Die Anregung zur Untersuchung von Verslängen mit den Mitteln der Statistik hat Wilhelm Fucks[1] gegeben. Nimmt man Gedichte oder Versepen als ganze Werke in Betracht, so kann man durch Auswertung von Verslängen mindestens zwei Forschungsperspektiven bearbeiten:
Frühe Überlegungen galten der Frage, ob es eine ideale Verslänge gibt; A. Ch. Vostokov (1817) nahm an, dass Verszeilen idealerweise sieben bis acht Silben lang seien, da längere Verse vom menschlichen Sprachverarbeitungsapparat nicht in einem Zug zu bewältigen seien.[2] B. V. Tomaševskij (1919/23) kam zu bei seinen Untersuchungen zum fünffüßigen Jambus bei Puškin der Erkenntnis: „Je länger eine Verszeile ist, desto höher fällt der Anteil unbetonter gerader Silben aus.“[3]

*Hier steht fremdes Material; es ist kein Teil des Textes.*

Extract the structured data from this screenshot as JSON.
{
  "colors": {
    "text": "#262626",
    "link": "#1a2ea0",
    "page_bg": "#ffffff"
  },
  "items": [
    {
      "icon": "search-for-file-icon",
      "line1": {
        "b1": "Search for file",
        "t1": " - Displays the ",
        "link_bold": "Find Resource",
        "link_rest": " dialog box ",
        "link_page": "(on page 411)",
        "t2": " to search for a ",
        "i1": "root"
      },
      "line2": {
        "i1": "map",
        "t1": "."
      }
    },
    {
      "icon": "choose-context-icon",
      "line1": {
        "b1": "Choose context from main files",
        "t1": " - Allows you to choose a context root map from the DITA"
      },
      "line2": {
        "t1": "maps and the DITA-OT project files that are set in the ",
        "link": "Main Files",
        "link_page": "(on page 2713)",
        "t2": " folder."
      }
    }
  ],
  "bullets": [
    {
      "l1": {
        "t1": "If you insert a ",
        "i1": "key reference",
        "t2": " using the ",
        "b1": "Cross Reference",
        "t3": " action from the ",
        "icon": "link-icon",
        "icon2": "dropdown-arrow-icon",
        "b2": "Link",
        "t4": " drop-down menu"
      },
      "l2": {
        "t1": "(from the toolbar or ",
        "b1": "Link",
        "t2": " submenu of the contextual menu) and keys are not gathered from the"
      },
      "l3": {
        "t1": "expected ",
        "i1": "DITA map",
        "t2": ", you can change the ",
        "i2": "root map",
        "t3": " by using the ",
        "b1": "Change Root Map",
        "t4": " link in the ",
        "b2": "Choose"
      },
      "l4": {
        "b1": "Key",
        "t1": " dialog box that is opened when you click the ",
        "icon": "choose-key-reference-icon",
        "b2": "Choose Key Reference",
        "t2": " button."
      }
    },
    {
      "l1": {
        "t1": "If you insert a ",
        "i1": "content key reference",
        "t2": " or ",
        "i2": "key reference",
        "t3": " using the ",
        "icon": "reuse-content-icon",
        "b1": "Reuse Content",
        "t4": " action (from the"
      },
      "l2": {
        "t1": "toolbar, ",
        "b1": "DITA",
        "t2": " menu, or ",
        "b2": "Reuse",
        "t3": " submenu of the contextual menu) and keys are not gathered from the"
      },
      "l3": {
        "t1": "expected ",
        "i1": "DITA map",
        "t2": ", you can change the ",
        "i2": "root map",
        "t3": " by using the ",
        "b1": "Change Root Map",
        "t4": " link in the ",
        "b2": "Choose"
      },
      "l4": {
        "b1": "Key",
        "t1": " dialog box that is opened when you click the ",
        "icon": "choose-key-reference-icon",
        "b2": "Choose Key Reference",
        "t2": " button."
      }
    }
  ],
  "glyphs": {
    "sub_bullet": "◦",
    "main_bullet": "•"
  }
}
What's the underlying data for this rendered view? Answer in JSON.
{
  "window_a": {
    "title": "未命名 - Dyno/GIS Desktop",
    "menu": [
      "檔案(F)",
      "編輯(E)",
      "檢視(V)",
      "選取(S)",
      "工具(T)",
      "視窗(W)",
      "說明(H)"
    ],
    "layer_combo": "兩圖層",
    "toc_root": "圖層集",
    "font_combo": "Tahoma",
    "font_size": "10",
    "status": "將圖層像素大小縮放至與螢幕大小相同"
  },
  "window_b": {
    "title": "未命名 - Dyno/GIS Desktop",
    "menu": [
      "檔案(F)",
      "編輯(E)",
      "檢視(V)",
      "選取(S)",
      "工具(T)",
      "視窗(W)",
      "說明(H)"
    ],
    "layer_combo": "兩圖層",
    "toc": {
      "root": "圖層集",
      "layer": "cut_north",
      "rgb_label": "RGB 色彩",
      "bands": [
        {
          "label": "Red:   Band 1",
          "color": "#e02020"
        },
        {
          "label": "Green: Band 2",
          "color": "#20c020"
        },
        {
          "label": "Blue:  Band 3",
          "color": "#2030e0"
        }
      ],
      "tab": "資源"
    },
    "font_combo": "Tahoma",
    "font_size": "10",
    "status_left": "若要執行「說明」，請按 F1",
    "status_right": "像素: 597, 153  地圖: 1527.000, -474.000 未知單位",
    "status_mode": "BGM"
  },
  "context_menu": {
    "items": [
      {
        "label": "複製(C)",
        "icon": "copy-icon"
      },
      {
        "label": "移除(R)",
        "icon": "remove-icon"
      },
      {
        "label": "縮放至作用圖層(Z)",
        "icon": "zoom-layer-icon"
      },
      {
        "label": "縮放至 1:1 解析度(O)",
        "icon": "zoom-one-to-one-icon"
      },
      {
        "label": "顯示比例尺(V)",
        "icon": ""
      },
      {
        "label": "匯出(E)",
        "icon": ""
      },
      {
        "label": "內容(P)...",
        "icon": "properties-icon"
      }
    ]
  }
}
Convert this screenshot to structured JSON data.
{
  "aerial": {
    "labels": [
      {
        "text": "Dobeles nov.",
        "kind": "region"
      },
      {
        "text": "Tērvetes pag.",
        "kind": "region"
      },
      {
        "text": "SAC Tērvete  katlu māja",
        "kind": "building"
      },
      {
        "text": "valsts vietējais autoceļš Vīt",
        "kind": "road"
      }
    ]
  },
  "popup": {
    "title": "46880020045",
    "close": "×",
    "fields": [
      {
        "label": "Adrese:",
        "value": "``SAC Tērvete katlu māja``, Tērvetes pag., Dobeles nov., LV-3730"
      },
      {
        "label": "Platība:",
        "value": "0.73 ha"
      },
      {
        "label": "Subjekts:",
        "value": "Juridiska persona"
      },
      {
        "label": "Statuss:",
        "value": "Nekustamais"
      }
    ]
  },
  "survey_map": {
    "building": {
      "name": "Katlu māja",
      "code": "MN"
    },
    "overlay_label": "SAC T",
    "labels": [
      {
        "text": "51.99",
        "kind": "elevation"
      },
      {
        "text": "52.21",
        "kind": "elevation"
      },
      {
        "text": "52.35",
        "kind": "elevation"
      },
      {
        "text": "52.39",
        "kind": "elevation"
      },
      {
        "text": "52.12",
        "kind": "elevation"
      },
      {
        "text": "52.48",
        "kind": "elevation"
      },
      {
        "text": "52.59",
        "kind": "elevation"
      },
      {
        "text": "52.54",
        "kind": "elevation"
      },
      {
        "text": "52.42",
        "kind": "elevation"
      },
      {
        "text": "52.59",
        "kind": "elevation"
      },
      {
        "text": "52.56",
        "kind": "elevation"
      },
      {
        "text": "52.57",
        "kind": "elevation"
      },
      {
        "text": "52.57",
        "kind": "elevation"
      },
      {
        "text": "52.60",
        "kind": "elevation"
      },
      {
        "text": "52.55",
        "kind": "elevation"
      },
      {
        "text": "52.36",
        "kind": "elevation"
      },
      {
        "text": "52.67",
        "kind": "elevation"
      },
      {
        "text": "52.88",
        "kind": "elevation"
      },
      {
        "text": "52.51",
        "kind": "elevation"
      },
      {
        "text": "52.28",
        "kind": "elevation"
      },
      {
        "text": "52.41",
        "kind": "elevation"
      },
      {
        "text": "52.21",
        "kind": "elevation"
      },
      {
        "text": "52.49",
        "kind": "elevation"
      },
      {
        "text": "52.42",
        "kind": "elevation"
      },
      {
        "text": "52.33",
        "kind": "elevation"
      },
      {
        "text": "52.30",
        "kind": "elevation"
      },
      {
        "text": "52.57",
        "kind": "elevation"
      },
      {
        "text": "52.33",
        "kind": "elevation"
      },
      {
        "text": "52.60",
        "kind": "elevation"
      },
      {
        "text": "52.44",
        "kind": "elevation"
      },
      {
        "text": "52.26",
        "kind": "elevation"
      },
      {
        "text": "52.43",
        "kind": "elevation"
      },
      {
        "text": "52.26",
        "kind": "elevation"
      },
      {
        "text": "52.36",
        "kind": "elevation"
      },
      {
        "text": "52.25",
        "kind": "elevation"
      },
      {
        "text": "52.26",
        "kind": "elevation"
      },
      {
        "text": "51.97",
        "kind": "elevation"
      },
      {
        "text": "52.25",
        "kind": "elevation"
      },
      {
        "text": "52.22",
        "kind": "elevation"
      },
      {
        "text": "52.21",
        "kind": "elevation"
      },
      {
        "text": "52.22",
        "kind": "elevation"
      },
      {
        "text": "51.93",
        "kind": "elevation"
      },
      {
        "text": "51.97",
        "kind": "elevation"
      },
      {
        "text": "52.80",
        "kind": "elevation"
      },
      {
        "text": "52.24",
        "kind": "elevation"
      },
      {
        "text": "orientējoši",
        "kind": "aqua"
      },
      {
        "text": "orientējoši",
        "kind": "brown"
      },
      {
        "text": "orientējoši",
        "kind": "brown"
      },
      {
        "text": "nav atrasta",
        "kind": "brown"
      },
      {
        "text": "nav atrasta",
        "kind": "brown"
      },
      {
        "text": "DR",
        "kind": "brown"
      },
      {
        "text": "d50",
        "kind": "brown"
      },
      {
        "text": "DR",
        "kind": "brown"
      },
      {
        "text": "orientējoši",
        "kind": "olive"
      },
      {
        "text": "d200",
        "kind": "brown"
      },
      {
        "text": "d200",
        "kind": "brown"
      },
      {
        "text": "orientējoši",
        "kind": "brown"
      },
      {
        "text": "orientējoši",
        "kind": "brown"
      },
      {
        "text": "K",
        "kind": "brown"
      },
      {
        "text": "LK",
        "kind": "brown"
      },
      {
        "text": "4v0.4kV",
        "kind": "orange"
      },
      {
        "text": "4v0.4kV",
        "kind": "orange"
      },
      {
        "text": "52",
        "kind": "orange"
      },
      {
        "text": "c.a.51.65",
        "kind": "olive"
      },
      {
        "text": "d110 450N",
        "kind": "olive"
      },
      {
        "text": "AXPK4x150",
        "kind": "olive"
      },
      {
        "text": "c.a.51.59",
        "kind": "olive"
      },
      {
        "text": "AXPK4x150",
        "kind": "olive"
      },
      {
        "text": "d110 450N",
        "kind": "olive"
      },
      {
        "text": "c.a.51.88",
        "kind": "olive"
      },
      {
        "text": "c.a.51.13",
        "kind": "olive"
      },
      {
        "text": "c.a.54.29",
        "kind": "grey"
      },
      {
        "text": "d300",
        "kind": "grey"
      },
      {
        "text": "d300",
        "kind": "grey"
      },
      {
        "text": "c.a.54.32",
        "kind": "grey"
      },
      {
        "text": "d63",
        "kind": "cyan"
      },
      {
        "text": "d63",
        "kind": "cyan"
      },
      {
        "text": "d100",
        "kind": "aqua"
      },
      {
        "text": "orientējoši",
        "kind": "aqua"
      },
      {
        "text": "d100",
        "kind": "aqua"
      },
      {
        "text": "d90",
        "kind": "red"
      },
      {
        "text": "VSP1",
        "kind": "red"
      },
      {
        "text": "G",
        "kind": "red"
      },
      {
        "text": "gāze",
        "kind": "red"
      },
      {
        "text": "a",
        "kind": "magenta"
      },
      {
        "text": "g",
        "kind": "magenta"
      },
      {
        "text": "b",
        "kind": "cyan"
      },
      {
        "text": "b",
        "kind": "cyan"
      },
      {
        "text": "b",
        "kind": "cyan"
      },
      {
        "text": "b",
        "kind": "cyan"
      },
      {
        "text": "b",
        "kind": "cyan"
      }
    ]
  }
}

Neues Interesse gilt der Häufigkeit von Verslängen: In zwei Untersuchungen wurden Verslängen danach ausgezählt, wie viele Wörter je Verszeile zu beobachten sind und wie häufig die verschiedenen Verslängen in einem bestimmten Kunstwerk vorkommen (Best 2012a,b). Als Beispiele wurden Heinrich Heines Atta Troll (27 Kapitel, jedes Kapitel für sich; Heine nennt sie Caput) und 20 Gedichte von Gottfried August Bürger unter dem sprach-/stiltheoretischen Gesichtspunkt ausgewertet. Für diese und einzelne frühere Untersuchungen[4] kann gesagt werden, dass die Hypothese, Verslängen könnten mathematisch modelliert werden, sich stützen ließ. Es scheint so, dass Verslängen, bestimmt durch die Zahl ihrer Wörter, entsprechend der Binomialverteilung[5] vorkommen. Insgesamt 49 deutschsprachige Texte/Textabschnitte lassen noch keine Verallgemeinerung zu, geben aber immerhin den Hinweis, dass an der genannten Hypothese etwas dran sein könnte. Womöglich deutet sich hier ein Gesetz der Verteilung von Verslängen an, analog dem Gesetz der Verteilung von Wortlängen und etlichen weiteren Sprachgesetzen.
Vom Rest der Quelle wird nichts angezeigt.